The domestic regulation concerning the determination of transfer prices, stipulated in Article 18 paragraph (3) of the Indonesian Income Tax Law (UU PPh), grants the Directorate General of Taxes (DJP) the authority to correct a Taxpayer's income if transactions influenced by a special relationship do not reflect the arm's length price. The case study in this Tax Court Decision involving PT BEU, sets an important precedent emphasizing the necessity for the DJP to strictly adhere to the Arm’s Length Principle (ALP), particularly in the comparability analysis aspect of the Comparable Uncontrolled Price (CUP) Method. The core of this case revolves around the correction of the Final Income Tax (PPh Final) Base (DPP) under Article 4 paragraph (2) for the December 2016 Tax Period, amounting to IDR 4,933,932,305.00, which entirely stemmed from a sales price correction (under-pricing) on an affiliated transaction.

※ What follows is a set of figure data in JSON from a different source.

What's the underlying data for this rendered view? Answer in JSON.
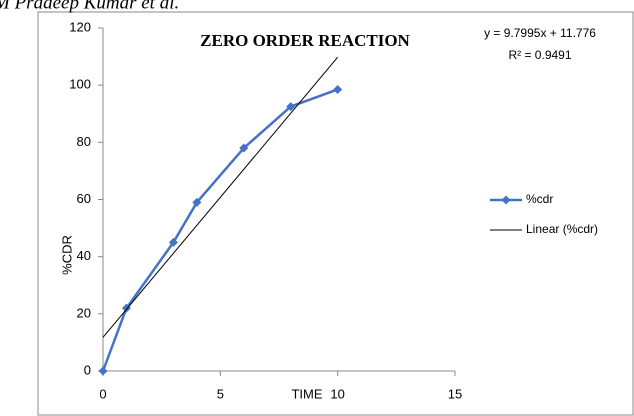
{
  "header": "M Pradeep Kumar et al.",
  "chart_data": {
    "type": "line",
    "title": "ZERO ORDER REACTION",
    "x_label": "TIME",
    "y_label": "%CDR",
    "series": [
      {
        "name": "%cdr",
        "color": "#4472c4",
        "marker": "diamond",
        "x": [
          0,
          1,
          3,
          4,
          6,
          8,
          10
        ],
        "values": [
          0,
          22,
          45,
          59,
          78,
          92.5,
          98.5
        ]
      },
      {
        "name": "Linear (%cdr)",
        "color": "#000000",
        "x": [
          0,
          10
        ],
        "values": [
          11.776,
          109.771
        ]
      }
    ],
    "annotations": [
      "y = 9.7995x + 11.776",
      "R² = 0.9491"
    ],
    "xlim": [
      0,
      15
    ],
    "xticks": [
      0,
      5,
      10,
      15
    ],
    "ylim": [
      0,
      120
    ],
    "yticks": [
      0,
      20,
      40,
      60,
      80,
      100,
      120
    ],
    "legend": "right"
  }
}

The core of the conflict in this dispute lies in the validity of the internal comparable data used by the DJP. The DJP claimed to have applied the CUP Method by comparing PT BEU’s selling price to its affiliate (PT IJ) with the price charged to an independent party, DB. According to the DJP, the lower selling price to PT IJ indicated a practice of profit shifting. However, PT BEU raised a fundamental objection. PT BEU argued that the transaction with PT IJ was a routine, high-volume sale (49,356 kg) where PT IJ acted as the primary distributor, justifying a volume discount or wholesale price. Conversely, the transaction with DB was merely incidental (3 kg) and DB was an end customer. These material differences in function, quantity, and risk (FAR Analysis) invalidated the direct comparison between the two transactions, rendering the DJP's application of the CUP Method legally flawed under the ALP.

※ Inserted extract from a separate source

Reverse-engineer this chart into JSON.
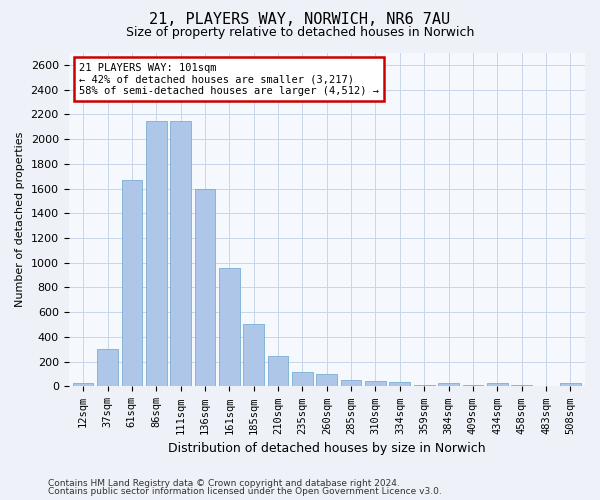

The Tax Court Judges, in their legal considerations, accepted PT BEU’s argument. The panel determined that the DJP had made a fundamental error in selecting the comparable data, contradicting DJP Regulation Number PER-32/PJ/2011, which mandates a very high degree of comparability for the CUP Method. The Court explicitly stated that an incidental transaction cannot be used as a comparable for a routine transaction, regardless of product similarity. The DJP’s failure to accurately prove comparability led the Judges to conclude that the Transfer Pricing correction was not compliant with the Arm's Length Principle.
This legal resolution has significant implications. The decision reaffirms that in Transfer Pricing disputes, the qualitative aspect of the FAR Analysis (Function, Asset, Risk) is the primary determinant, not merely the quantitative difference in price. For Taxpayers, this victory underscores that robust TP documentation, which can meticulously explain differences in transactional conditions (such as volume discounts, the role as a distributor or end customer, and risk variations), is the most effective defense against DJP corrections. The ruling also serves as a warning to the tax authority that corrections must be supported by a methodology and data that are legally and truly comparable and arm's length.